ページを繰る。文字を追う視線は、獲物の足跡を辿るように慎重だ。シードル湖の形成、ドラゴンスパインの万年雪、風立ちの地の巨木。それらは文字としては理解できるが、狩人の直感は常に「その下に何が隠されているか」を問い続ける。地脈の枝。元素の循環。この世界の理は、かつて彼が知っていた「上位者の意思」よりも、はるかに数学的で、秩序立っている。それが逆に、薄氷の上を歩くような危うさを感じさせた。
次に手に取ったのは、子供向けの絵本『イノシシ王』。単純化された色彩と描線。指先に触れる紙質は安価だが、そこにはモンドの人々が幼少期から刷り込まれる「世界の見方」が凝縮されている。狩人はその幼稚な挿絵を、古代の碑文を読むかのような真剣さで見つめた。英雄の冒険、友情、そして最後に訪れる教訓。これほどまでに健全な物語を呼吸して育つ人間が、果たして「狩り」の真実を知ることがあるのだろうか。
さらに、料理の指南書にも目を通す。ハニーソテーの焼き方、モンド風焼き魚の味付け。材料の項目にある「スイートフラワー」や「絶雲の唐辛子」といった植物の生態を、彼は脳内の博物誌に書き加えていく。胃袋を満たす行為は、この世界に根を下ろすための儀式だ。どの部位が毒を含み、どの草が傷を癒やすのか。それはヤーナムの輸血液に代わる、この世界での生存競争に必要な知識であった。
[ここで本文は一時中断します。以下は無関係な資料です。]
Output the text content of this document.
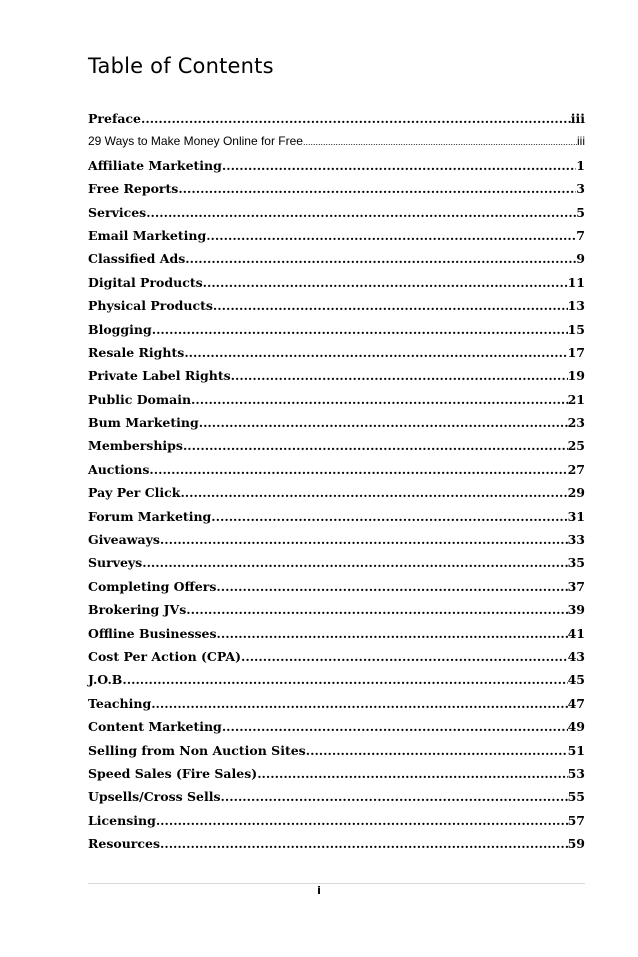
Table of Contents
Preface .....	iii
29 Ways to Make Money Online for Free .....	iii
Affiliate Marketing .....	1
Free Reports .....	3
Services .....	5
Email Marketing .....	7
Classified Ads .....	9
Digital Products .....	11
Physical Products .....	13
Blogging .....	15
Resale Rights .....	17
Private Label Rights .....	19
Public Domain .....	21
Bum Marketing .....	23
Memberships .....	25
Auctions .....	27
Pay Per Click .....	29
Forum Marketing .....	31
Giveaways .....	33
Surveys .....	35
Completing Offers .....	37
Brokering JVs .....	39
Offline Businesses .....	41
Cost Per Action (CPA) .....	43
J.O.B. .....	45
Teaching .....	47
Content Marketing .....	49
Selling from Non Auction Sites .....	51
Speed Sales (Fire Sales) .....	53
Upsells/Cross Sells .....	55
Licensing .....	57
Resources .....	59
i
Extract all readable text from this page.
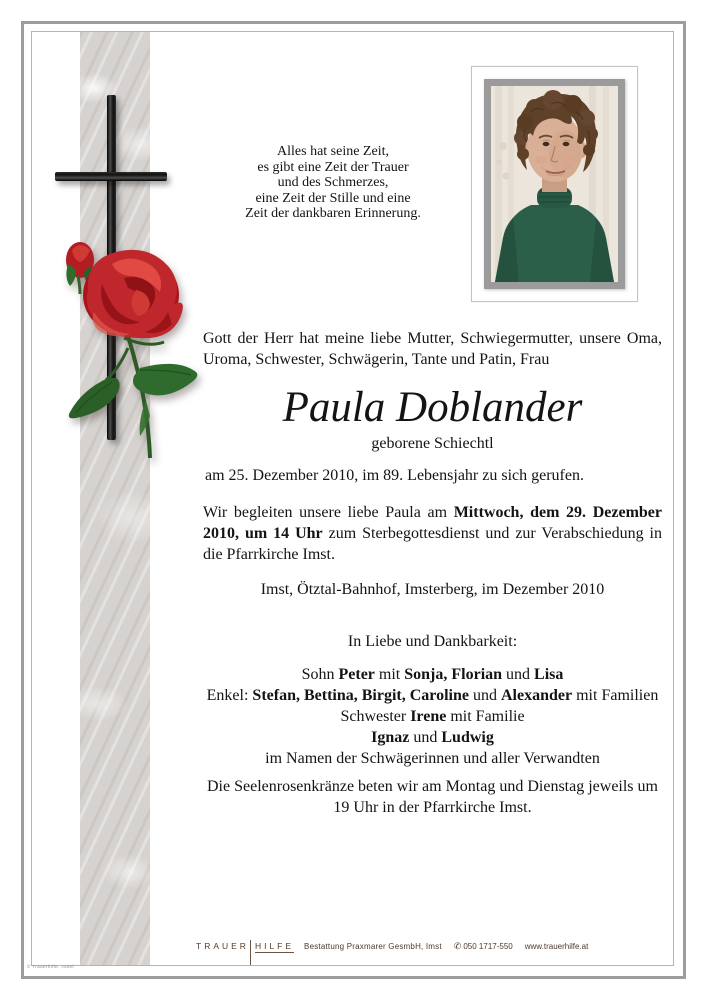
Alles hat seine Zeit,
es gibt eine Zeit der Trauer
und des Schmerzes,
eine Zeit der Stille und eine
Zeit der dankbaren Erinnerung.
Gott der Herr hat meine liebe Mutter, Schwiegermutter, unsere Oma, Uroma, Schwester, Schwägerin, Tante und Patin, Frau
Paula Doblander
geborene Schiechtl
am 25. Dezember 2010, im 89. Lebensjahr zu sich gerufen.
Wir begleiten unsere liebe Paula am Mittwoch, dem 29. Dezember 2010, um 14 Uhr zum Sterbegottesdienst und zur Verabschiedung in die Pfarrkirche Imst.
Imst, Ötztal-Bahnhof, Imsterberg, im Dezember 2010
In Liebe und Dankbarkeit:
Sohn Peter mit Sonja, Florian und Lisa
Enkel: Stefan, Bettina, Birgit, Caroline und Alexander mit Familien
Schwester Irene mit Familie
Ignaz und Ludwig
im Namen der Schwägerinnen und aller Verwandten
Die Seelenrosenkränze beten wir am Montag und Dienstag jeweils um 19 Uhr in der Pfarrkirche Imst.
TRAUER HILFE Bestattung Praxmarer GesmbH, Imst ✆ 050 1717-550 www.trauerhilfe.at
© Trauerhilfe, Josef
時間が静かに、しかし確実に流れていく。窓から差し込む陽光が、床に落ちる影の角度をじわりと変えていく。狩人の首筋には、数時間の読書によるわずかな凝りが生じていた。彼は本を閉じ、一度だけ深く瞬きをする。網膜に残る文字の残像が、ゆっくりと現実の景色に溶け込んでいく。
「お疲れ様。少し休憩したらどうかしら? かわいい坊や」
リサの声が再びかかり、狩人は視線を上げた。彼女はティーカップを手に、こちらを値踏みするように見つめている。狩人は何も答えず、開いた本を正確に、元の位置へと戻した。棚に収まる際の「トスン」という微かな音。
彼の知性は、確実にこの世界の解像度を上げていた。地形を理解し、生態を把握し、人々の思考の源流に触れる。それは戦場を支配するための準備であり、同時に、このあまりに美しい世界に対する、彼なりの「警戒」の表明でもあった。図書館を出る際、再びリサの視線が背中に刺さる。熱心な冒険者、という皮肉なレッテル。狩人はその誤解を甘んじて受け入れながら、重い扉の向こう側――風の吹き抜ける「現実」へと、静かに足を踏み出した。